How do I make WordPress use my theme file instead of the Site Editor version?

Open Appearance then Editor then Templates, find the template, and use its options menu to clear customizations or reset it. That deletes the database record and hands control back to the file on disk. If the menu offers Delete rather than Reset, the template exists only in the database and has no file behind it.

Where do block template files go in a WordPress theme?

Full templates go in a templates folder at the root of the theme, and reusable sections go in a parts folder. Both use the .html extension, lowercase filenames, and hyphens rather than underscores. A block theme also requires templates/index.html to exist, or WordPress will not treat the theme as a block theme at all.

What is the difference between a template and a template part?

A template renders a whole page and is chosen by the template hierarchy based on what is being viewed. A template part is a fragment such as a header or footer that a template pulls in. Editing a header part changes every template that includes it, which is why part edits often look like they applied to the wrong place.

Does caching cause block templates not to update?

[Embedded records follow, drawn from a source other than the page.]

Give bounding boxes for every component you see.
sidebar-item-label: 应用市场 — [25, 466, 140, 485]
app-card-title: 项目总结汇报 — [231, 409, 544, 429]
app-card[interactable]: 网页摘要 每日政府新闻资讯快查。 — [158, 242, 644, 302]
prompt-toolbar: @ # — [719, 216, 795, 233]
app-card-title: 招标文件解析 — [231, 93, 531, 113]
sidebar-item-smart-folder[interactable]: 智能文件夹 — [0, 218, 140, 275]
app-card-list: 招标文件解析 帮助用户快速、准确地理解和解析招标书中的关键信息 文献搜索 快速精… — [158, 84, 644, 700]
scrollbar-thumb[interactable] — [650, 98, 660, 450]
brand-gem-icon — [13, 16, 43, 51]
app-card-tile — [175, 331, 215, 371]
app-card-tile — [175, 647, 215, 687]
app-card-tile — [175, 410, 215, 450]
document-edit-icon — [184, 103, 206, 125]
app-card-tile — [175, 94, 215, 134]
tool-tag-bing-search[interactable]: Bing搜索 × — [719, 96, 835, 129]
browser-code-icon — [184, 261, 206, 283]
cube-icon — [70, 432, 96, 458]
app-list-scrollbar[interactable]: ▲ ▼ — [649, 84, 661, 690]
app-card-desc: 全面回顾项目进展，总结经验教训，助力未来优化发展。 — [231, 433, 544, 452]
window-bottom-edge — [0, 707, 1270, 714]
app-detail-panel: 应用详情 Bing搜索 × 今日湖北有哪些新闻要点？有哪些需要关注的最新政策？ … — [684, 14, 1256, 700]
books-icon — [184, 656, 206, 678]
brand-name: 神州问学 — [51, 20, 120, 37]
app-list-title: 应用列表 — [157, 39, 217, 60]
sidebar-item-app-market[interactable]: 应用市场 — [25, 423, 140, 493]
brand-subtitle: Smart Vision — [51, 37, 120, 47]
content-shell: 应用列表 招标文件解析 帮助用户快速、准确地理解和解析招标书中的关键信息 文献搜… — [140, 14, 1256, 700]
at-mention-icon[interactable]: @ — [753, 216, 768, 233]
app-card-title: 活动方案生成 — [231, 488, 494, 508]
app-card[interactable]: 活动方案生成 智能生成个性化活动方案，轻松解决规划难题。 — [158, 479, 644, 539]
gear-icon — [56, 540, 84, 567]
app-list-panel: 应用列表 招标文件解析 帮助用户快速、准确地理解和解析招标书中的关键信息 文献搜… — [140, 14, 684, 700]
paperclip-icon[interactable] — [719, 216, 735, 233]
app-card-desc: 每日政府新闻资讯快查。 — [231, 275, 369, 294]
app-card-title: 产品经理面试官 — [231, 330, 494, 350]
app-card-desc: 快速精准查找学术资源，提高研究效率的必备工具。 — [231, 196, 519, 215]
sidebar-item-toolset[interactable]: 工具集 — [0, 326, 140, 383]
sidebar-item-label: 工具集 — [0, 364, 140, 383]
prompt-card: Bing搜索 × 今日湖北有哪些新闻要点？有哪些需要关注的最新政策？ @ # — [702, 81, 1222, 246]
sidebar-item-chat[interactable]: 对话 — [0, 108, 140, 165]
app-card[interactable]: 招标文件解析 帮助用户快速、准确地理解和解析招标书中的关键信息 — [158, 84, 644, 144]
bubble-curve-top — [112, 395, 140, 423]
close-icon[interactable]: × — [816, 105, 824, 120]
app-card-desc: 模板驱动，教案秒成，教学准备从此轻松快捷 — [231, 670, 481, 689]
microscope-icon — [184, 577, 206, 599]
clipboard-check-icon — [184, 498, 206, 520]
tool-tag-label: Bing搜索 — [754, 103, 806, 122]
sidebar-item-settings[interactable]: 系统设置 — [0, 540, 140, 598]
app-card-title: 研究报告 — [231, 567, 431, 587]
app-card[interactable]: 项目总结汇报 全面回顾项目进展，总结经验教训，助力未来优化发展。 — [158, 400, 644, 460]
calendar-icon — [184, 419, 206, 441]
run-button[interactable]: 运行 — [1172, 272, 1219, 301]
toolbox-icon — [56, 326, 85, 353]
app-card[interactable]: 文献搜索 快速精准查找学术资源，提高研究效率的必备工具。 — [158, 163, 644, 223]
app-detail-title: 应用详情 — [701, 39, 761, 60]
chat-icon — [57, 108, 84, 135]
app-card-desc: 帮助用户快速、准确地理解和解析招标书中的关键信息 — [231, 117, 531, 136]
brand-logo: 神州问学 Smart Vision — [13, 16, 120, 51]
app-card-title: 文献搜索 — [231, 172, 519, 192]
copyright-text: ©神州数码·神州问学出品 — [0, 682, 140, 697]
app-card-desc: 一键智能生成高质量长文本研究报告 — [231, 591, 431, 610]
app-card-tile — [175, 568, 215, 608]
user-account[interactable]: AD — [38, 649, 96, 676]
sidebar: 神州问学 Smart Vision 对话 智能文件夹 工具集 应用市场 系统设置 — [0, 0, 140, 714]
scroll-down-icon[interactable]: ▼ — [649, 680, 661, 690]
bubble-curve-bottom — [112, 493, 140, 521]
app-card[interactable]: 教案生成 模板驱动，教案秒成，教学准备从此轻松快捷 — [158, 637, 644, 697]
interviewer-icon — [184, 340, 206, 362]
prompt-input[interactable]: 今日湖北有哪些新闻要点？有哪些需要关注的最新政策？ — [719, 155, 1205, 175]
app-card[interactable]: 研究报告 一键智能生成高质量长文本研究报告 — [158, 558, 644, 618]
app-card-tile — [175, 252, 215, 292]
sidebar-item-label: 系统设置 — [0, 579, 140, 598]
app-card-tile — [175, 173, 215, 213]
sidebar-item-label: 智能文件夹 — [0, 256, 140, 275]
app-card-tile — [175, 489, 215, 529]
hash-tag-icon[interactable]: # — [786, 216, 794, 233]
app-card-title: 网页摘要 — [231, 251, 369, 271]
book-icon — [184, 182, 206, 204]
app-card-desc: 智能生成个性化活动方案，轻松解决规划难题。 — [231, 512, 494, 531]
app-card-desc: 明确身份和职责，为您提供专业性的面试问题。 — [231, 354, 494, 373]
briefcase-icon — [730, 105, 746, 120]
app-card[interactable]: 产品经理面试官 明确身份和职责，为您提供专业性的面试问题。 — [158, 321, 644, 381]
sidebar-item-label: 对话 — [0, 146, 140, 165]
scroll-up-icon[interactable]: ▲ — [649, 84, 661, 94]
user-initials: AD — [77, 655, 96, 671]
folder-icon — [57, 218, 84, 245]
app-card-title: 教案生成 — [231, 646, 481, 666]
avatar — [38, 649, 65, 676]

Sometimes, but it is the least likely cause and should be checked last. Page caches and persistent object caches can hold stale markup, so purge both before drawing conclusions. Clearing OPcache does nothing here, because block templates are .html files and are never compiled by PHP in the first place.

Why did my page-slug template stop working?

Slug-based templates are matched against the current post slug at request time. Renaming a page changes its slug, so page-about.html silently stops matching once the page becomes about-us. The same applies to category and tag templates. Either rename the file to match the new slug or assign the template explicitly in the post editor sidebar.